To find the quotient of the polynomial x³ + 3x² + 5x + 3 divided by x + 1, we can use polynomial long division.
1. **Set up the division:** Write x³ + 3x² + 5x + 3 under the long division symbol and x + 1 outside.
2. **Divide the first term:** Take the leading term of the numerator x³ and divide it by the leading term of the denominator x, which gives x².
3. **Multiply and subtract:** Multiply x² by x + 1 (which equals x³ + x²) and subtract this from the original polynomial:
(x³ + 3x² + 5x + 3) – (x³ + x²) = 2x² + 5x + 3.
4. **Repeat the process:** Now take the new leading term 2x², divide by x to get 2x.

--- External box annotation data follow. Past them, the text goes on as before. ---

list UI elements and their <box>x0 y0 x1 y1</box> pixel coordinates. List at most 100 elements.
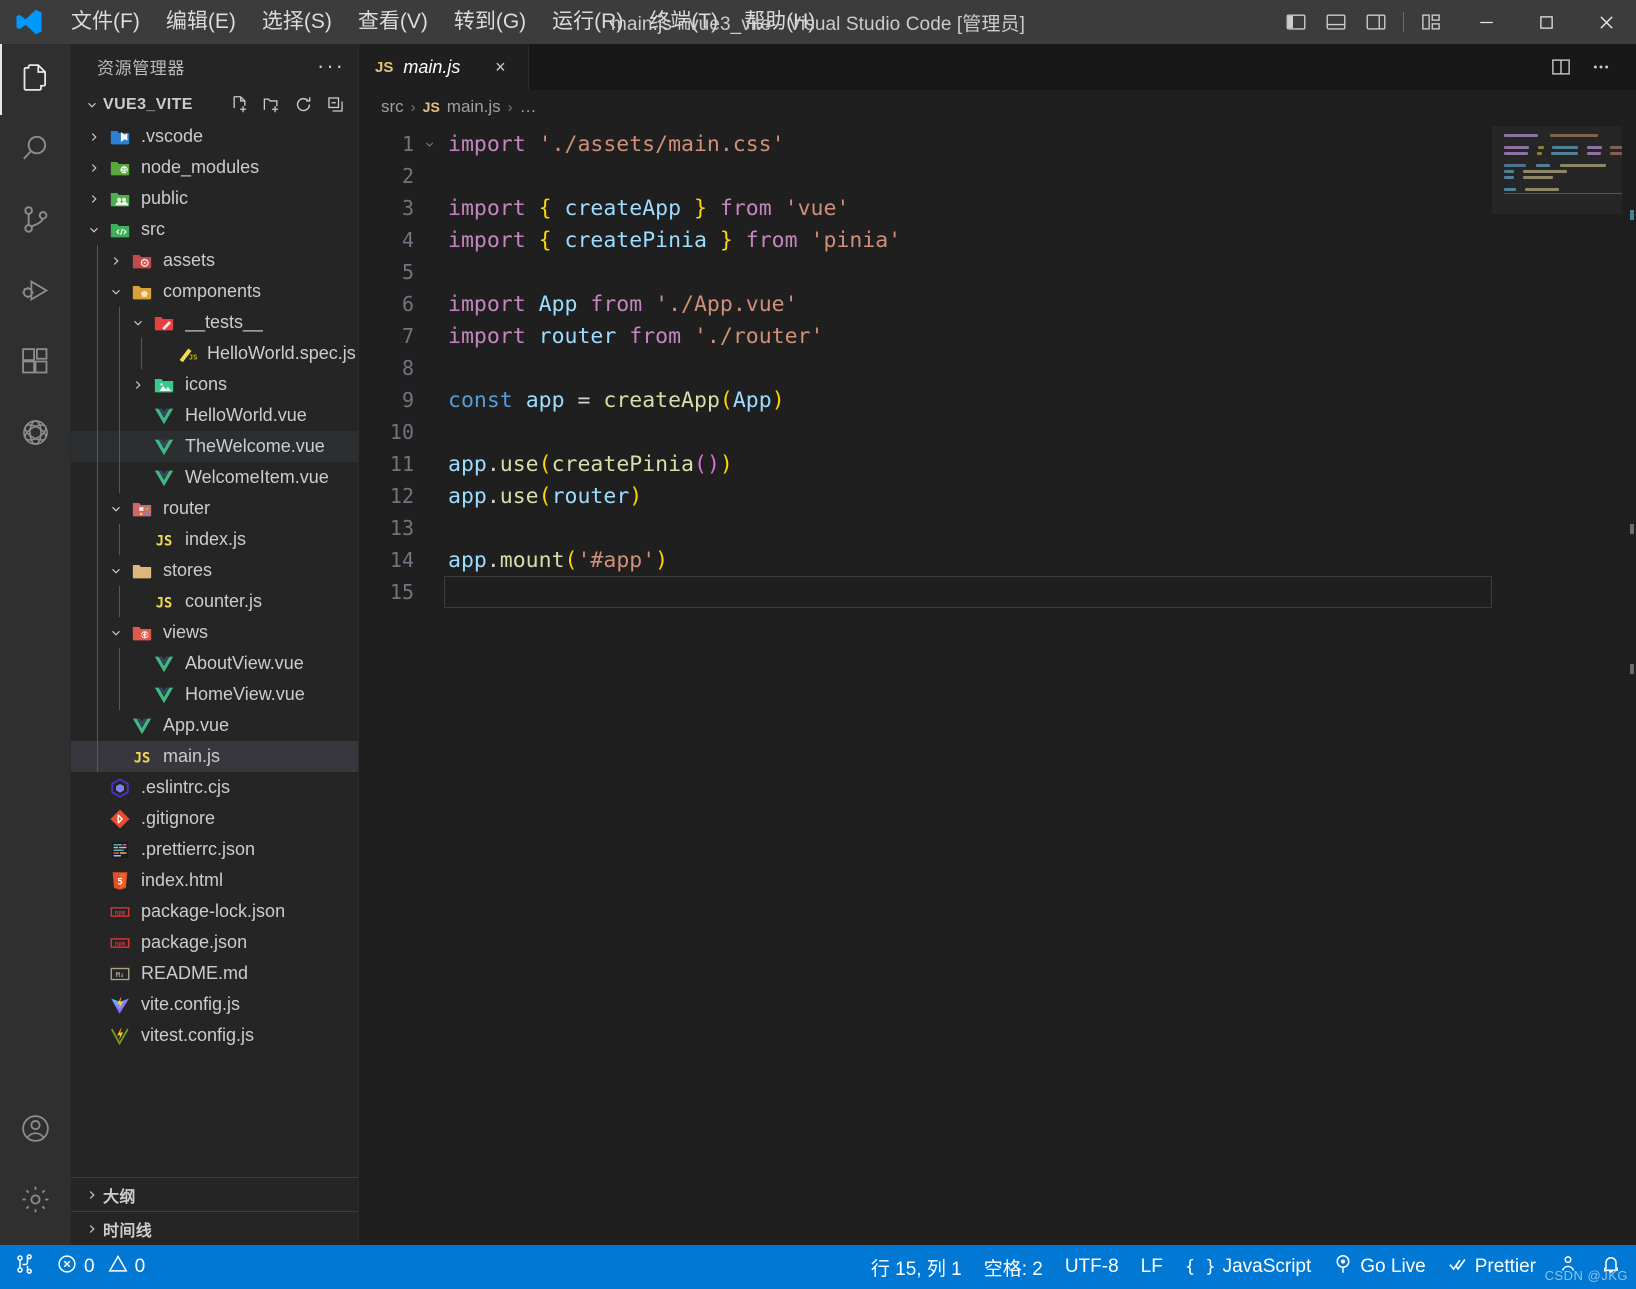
tree-item-vscode[interactable]: .vscode <box>71 121 358 152</box>
code-line-13[interactable]: 13 <box>359 512 1492 544</box>
code-line-6[interactable]: 6 import App from './App.vue' <box>359 288 1492 320</box>
code-line-8[interactable]: 8 <box>359 352 1492 384</box>
tree-item-prettierrc-json[interactable]: .prettierrc.json <box>71 834 358 865</box>
code-line-3[interactable]: 3 import { createApp } from 'vue' <box>359 192 1492 224</box>
tree-item-main-js[interactable]: JS main.js <box>71 741 358 772</box>
tree-item-index-js[interactable]: JS index.js <box>71 524 358 555</box>
menu-item-1[interactable]: 编辑(E) <box>153 3 249 41</box>
code-line-2[interactable]: 2 <box>359 160 1492 192</box>
outline-header[interactable]: 大纲 <box>71 1178 358 1211</box>
code-line-10[interactable]: 10 <box>359 416 1492 448</box>
close-icon[interactable]: × <box>486 53 514 81</box>
tree-item-welcomeitem-vue[interactable]: WelcomeItem.vue <box>71 462 358 493</box>
tree-item-vite-config-js[interactable]: vite.config.js <box>71 989 358 1020</box>
tree-item-src[interactable]: src <box>71 214 358 245</box>
customize-layout-icon[interactable] <box>1412 3 1450 41</box>
more-actions-icon[interactable] <box>1584 50 1618 84</box>
close-icon[interactable] <box>1576 0 1636 44</box>
tree-item-package-json[interactable]: npm package.json <box>71 927 358 958</box>
activitybar-item-search[interactable] <box>0 115 71 186</box>
activitybar-item-explorer[interactable] <box>0 44 71 115</box>
chevron-right-icon[interactable] <box>103 254 129 268</box>
status-language-mode[interactable]: { } JavaScript <box>1174 1245 1322 1289</box>
new-folder-icon[interactable] <box>256 91 286 119</box>
status-prettier[interactable]: Prettier <box>1437 1245 1547 1289</box>
tree-item-aboutview-vue[interactable]: AboutView.vue <box>71 648 358 679</box>
maximize-icon[interactable] <box>1516 0 1576 44</box>
split-editor-icon[interactable] <box>1544 50 1578 84</box>
tree-item-node-modules[interactable]: JS node_modules <box>71 152 358 183</box>
chevron-down-icon[interactable] <box>103 626 129 640</box>
chevron-down-icon[interactable] <box>103 502 129 516</box>
code-line-1[interactable]: 1 import './assets/main.css' <box>359 128 1492 160</box>
tree-item-app-vue[interactable]: App.vue <box>71 710 358 741</box>
minimize-icon[interactable] <box>1456 0 1516 44</box>
collapse-all-icon[interactable] <box>320 91 350 119</box>
tree-item-components[interactable]: components <box>71 276 358 307</box>
menu-item-3[interactable]: 查看(V) <box>345 3 441 41</box>
chevron-down-icon[interactable] <box>81 223 107 237</box>
activitybar-item-accounts[interactable] <box>0 1095 71 1166</box>
tree-item-stores[interactable]: stores <box>71 555 358 586</box>
activitybar-item-manage[interactable] <box>0 1166 71 1237</box>
tree-item-helloworld-vue[interactable]: HelloWorld.vue <box>71 400 358 431</box>
code-editor[interactable]: 1 import './assets/main.css' 2 3 import { cr… <box>359 124 1636 1245</box>
minimap-slider[interactable] <box>1492 126 1622 214</box>
tree-item-eslintrc-cjs[interactable]: .eslintrc.cjs <box>71 772 358 803</box>
status-encoding[interactable]: UTF-8 <box>1054 1245 1130 1289</box>
tree-item-readme-md[interactable]: M↓ README.md <box>71 958 358 989</box>
code-line-11[interactable]: 11 app.use(createPinia()) <box>359 448 1492 480</box>
code-line-12[interactable]: 12 app.use(router) <box>359 480 1492 512</box>
sidebar-more-actions-icon[interactable]: ··· <box>314 49 348 83</box>
editor-scrollbar[interactable] <box>1622 124 1636 1245</box>
code-line-5[interactable]: 5 <box>359 256 1492 288</box>
breadcrumb-item-0[interactable]: src <box>381 97 404 117</box>
tree-item-public[interactable]: public <box>71 183 358 214</box>
status-remote-window[interactable] <box>4 1245 46 1289</box>
project-root-header[interactable]: VUE3_VITE <box>71 88 358 121</box>
status-go-live[interactable]: Go Live <box>1322 1245 1436 1289</box>
tree-item-index-html[interactable]: 5 index.html <box>71 865 358 896</box>
refresh-icon[interactable] <box>288 91 318 119</box>
menu-item-0[interactable]: 文件(F) <box>58 3 153 41</box>
menu-item-5[interactable]: 运行(R) <box>539 3 636 41</box>
minimap[interactable] <box>1492 124 1622 1245</box>
code-lines[interactable]: 1 import './assets/main.css' 2 3 import { cr… <box>359 124 1492 1245</box>
status-eol[interactable]: LF <box>1130 1245 1174 1289</box>
status-cursor-position[interactable]: 行 15, 列 1 <box>860 1245 973 1289</box>
breadcrumb-item-2[interactable]: … <box>520 97 537 117</box>
tree-item-gitignore[interactable]: .gitignore <box>71 803 358 834</box>
code-line-9[interactable]: 9 const app = createApp(App) <box>359 384 1492 416</box>
tree-item-counter-js[interactable]: JS counter.js <box>71 586 358 617</box>
tree-item-thewelcome-vue[interactable]: TheWelcome.vue <box>71 431 358 462</box>
toggle-secondary-sidebar-icon[interactable] <box>1357 3 1395 41</box>
toggle-panel-icon[interactable] <box>1317 3 1355 41</box>
tree-item-tests[interactable]: __tests__ <box>71 307 358 338</box>
timeline-header[interactable]: 时间线 <box>71 1212 358 1245</box>
chevron-down-icon[interactable] <box>125 316 151 330</box>
tab-main-js[interactable]: JS main.js × <box>359 44 530 90</box>
tree-item-assets[interactable]: assets <box>71 245 358 276</box>
breadcrumb-item-1[interactable]: JS main.js <box>423 97 501 117</box>
menu-item-7[interactable]: 帮助(H) <box>731 3 828 41</box>
code-line-7[interactable]: 7 import router from './router' <box>359 320 1492 352</box>
status-notifications[interactable] <box>1547 1245 1632 1289</box>
tree-item-helloworld-spec-js[interactable]: JS HelloWorld.spec.js <box>71 338 358 369</box>
chevron-right-icon[interactable] <box>81 161 107 175</box>
chevron-right-icon[interactable] <box>81 192 107 206</box>
code-line-14[interactable]: 14 app.mount('#app') <box>359 544 1492 576</box>
menu-item-6[interactable]: 终端(T) <box>636 3 731 41</box>
tree-item-package-lock-json[interactable]: npm package-lock.json <box>71 896 358 927</box>
menu-item-4[interactable]: 转到(G) <box>441 3 539 41</box>
activitybar-item-run-and-debug[interactable] <box>0 257 71 328</box>
tree-item-icons[interactable]: icons <box>71 369 358 400</box>
fold-chevron-icon[interactable] <box>414 138 444 151</box>
tree-item-homeview-vue[interactable]: HomeView.vue <box>71 679 358 710</box>
toggle-primary-sidebar-icon[interactable] <box>1277 3 1315 41</box>
chevron-right-icon[interactable] <box>125 378 151 392</box>
activitybar-item-source-control[interactable] <box>0 186 71 257</box>
tree-item-router[interactable]: router <box>71 493 358 524</box>
tree-item-vitest-config-js[interactable]: vitest.config.js <box>71 1020 358 1051</box>
chevron-right-icon[interactable] <box>81 130 107 144</box>
new-file-icon[interactable] <box>224 91 254 119</box>
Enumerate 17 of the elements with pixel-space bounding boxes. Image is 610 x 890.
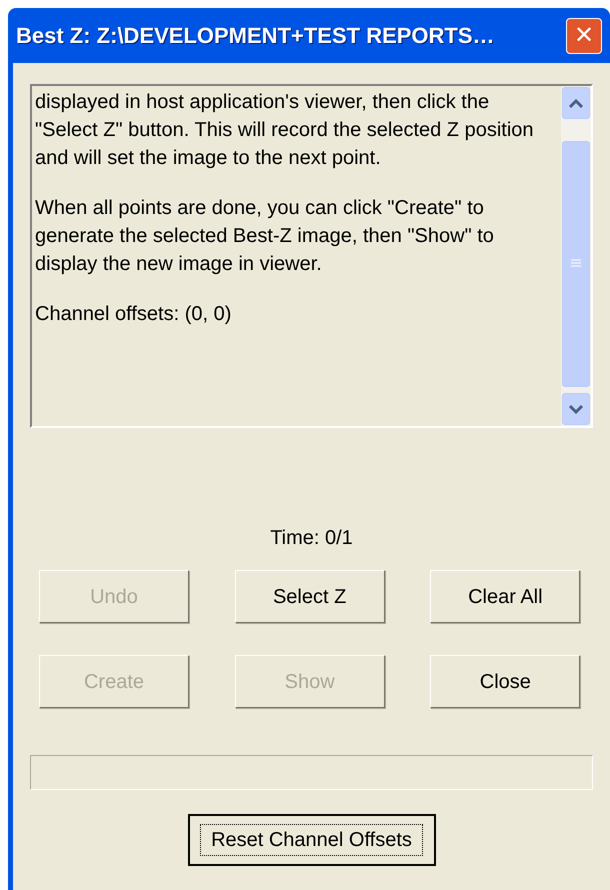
dialog-button[interactable]: Select Z	[234, 570, 385, 623]
grip-icon	[570, 259, 582, 269]
instruction-paragraph: When all points are done, you can click "Create" to generate the selected Best-Z image, then "Show" to display the new image in viewer.	[35, 196, 495, 277]
close-button[interactable]: ✕	[566, 18, 602, 54]
vertical-scrollbar[interactable]	[561, 86, 591, 426]
caret-down-icon	[569, 404, 583, 414]
caret-up-icon	[569, 98, 583, 108]
scrollbar-thumb[interactable]	[562, 141, 590, 387]
instruction-paragraph: displayed in host application's viewer, then click the "Select Z" button. This will record the selected Z position and will set the image to the next point.	[35, 90, 535, 171]
scroll-up-button[interactable]	[562, 87, 590, 119]
instruction-paragraph: Channel offsets: (0, 0)	[35, 302, 232, 327]
window-title: Best Z: Z:\DEVELOPMENT+TEST REPORTS…	[16, 22, 495, 50]
reset-channel-offsets-button[interactable]: Reset Channel Offsets	[188, 814, 436, 866]
scroll-down-button[interactable]	[562, 393, 590, 425]
dialog-button[interactable]: Clear All	[430, 570, 580, 623]
dialog-button[interactable]: Close	[430, 655, 580, 708]
time-label: Time: 0/1	[270, 526, 353, 550]
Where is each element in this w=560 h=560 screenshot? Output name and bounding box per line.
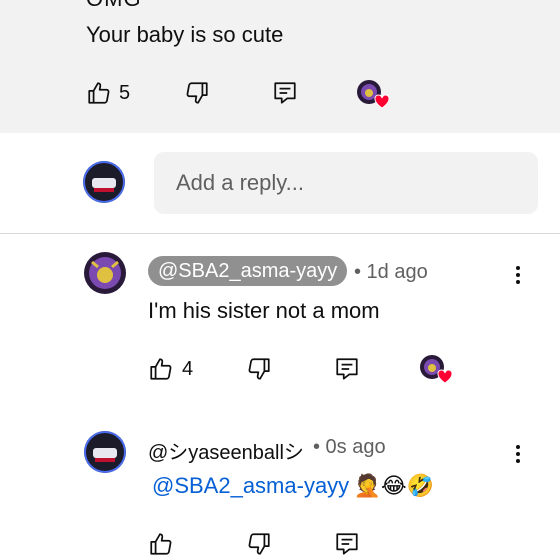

Multiply 2x by x + 1 (which gives 2x² + 2x), and subtract:
(2x² + 5x + 3) – (2x² + 2x) = 3x + 3.
5. **Continue dividing:** Now take the leading term 3x, divide by x to get 3. Multiply 3 by x + 1 (which gives 3x + 3), and subtract:
(3x + 3) – (3x + 3) = 0.
Now, since the remainder is 0, we conclude that the division is exact. Therefore, the quotient of the division is:
x² + 2x + 3.
In summary, the quotient of x³ + 3x² + 5x + 3 divided by x + 1 is x² + 2x + 3.